Luciano Napoleão C. Silva

 

Chico Xavier não conheceu, pessoalmente, Jésus Gonçalves, mas eram amigos inseparáveis, pelas cartas. Mantiveram correspondência durante dois anos consecutivos.

Jésus Gonçalves carinhosamente, muito contribuiu nos ensinamentos a Chico Xavier, pela sua paciência, compreensão, resignação e incentivando-o a ter coragem e fé na missão a ser cumprida; e sempre o avisava de que, assim que “partisse”, pretendia conhecê-lo pessoalmente... em espírito!

Sofria de mal de Hansem, popularmente conhecido por lepra, e já se encontrava em tratamento, em Pirapitingui, quando lhe remete as primeiras cartas.Freqüentemente mandava-lhe fotografias, sendo que, numa delas, nunca perdendo o bom humor, escreveu: “Irmão Chico, se você notar alguma diferença de uma fotografia para outra, isso é defeito da máquina, porque continuo sempre o mesmo”.

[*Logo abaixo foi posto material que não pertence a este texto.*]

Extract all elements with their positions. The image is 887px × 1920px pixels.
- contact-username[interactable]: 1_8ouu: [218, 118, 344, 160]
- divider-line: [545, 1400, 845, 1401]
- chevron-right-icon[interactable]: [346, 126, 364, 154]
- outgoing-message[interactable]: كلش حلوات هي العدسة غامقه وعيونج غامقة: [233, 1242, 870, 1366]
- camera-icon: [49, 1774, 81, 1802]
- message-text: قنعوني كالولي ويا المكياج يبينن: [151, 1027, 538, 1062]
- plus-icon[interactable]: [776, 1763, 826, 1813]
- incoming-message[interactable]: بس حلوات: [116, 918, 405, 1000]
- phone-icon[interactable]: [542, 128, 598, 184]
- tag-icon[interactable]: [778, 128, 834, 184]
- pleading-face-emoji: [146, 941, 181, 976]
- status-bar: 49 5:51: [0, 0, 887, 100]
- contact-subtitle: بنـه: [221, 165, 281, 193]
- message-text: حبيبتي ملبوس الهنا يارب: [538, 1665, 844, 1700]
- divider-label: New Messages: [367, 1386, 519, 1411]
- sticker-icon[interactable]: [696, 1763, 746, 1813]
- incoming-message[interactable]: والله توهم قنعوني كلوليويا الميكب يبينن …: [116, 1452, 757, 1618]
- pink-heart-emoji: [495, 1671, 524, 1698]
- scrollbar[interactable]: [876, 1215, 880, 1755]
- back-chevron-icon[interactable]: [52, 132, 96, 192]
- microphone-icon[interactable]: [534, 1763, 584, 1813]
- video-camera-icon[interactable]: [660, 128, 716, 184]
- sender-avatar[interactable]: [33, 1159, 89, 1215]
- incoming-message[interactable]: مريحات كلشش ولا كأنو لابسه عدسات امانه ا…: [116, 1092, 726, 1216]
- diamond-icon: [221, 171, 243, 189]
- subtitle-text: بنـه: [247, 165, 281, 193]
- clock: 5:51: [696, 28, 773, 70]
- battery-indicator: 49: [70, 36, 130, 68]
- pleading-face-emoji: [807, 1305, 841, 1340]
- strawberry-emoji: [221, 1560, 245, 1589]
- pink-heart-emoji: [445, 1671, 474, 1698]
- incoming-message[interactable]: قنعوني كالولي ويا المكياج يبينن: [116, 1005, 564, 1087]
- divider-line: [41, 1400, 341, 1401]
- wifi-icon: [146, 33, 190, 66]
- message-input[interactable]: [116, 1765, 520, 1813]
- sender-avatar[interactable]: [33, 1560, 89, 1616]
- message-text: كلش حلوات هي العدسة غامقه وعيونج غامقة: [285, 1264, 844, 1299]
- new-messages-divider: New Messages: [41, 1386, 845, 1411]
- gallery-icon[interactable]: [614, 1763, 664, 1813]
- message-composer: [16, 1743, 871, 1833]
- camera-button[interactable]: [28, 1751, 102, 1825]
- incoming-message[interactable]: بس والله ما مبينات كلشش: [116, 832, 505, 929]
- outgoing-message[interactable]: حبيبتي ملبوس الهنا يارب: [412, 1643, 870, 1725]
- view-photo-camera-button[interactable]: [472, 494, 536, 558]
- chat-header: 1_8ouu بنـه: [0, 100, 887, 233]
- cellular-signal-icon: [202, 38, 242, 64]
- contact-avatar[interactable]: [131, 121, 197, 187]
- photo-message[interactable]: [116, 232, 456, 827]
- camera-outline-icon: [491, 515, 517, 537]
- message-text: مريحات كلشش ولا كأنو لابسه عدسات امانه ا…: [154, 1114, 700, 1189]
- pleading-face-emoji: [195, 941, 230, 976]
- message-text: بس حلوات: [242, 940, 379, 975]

Chico respondia suas cartas e o encorajava, timidamente; Jésus Gonçalves tinha um ânimo indescritível.

Sua última carta veio acompanhada de uma fotografia de corpo inteiro, em que se podia observar o adiantado da doença na face de uma das pernas. As notícias então cessaram.

Numa terça feira do mês de março de 1947, chegaram a Pedro Leopoldo dois amigos de Chico, o senhor Francisco de Paula Cardoso, que residia em Santa Cruz do Rio Pardo (SP) e o Dr. Raul Soares, diretor do “Lar Anália Franco” de São Manuel.

Como não havia nenhuma tarefa no Centro Espírita Luiz Gonzaga, os dois visitantes reuniram-se a orar com o Chico. Este se sentou entre os dois, e o Dr. Raul Soares iniciou as preces; poucos minutos após, Emmanuel já fazia a sua comunicação orientadora.

Ao terminá-la, Chico ainda se encontrava em profunda concentração mental, quando viu a porta da entrada iluminar-se por suave clarão; o “espírito” de um homem apareceu aos seus olhos perfeitos, com uma aura de brilho pálido que o circundava.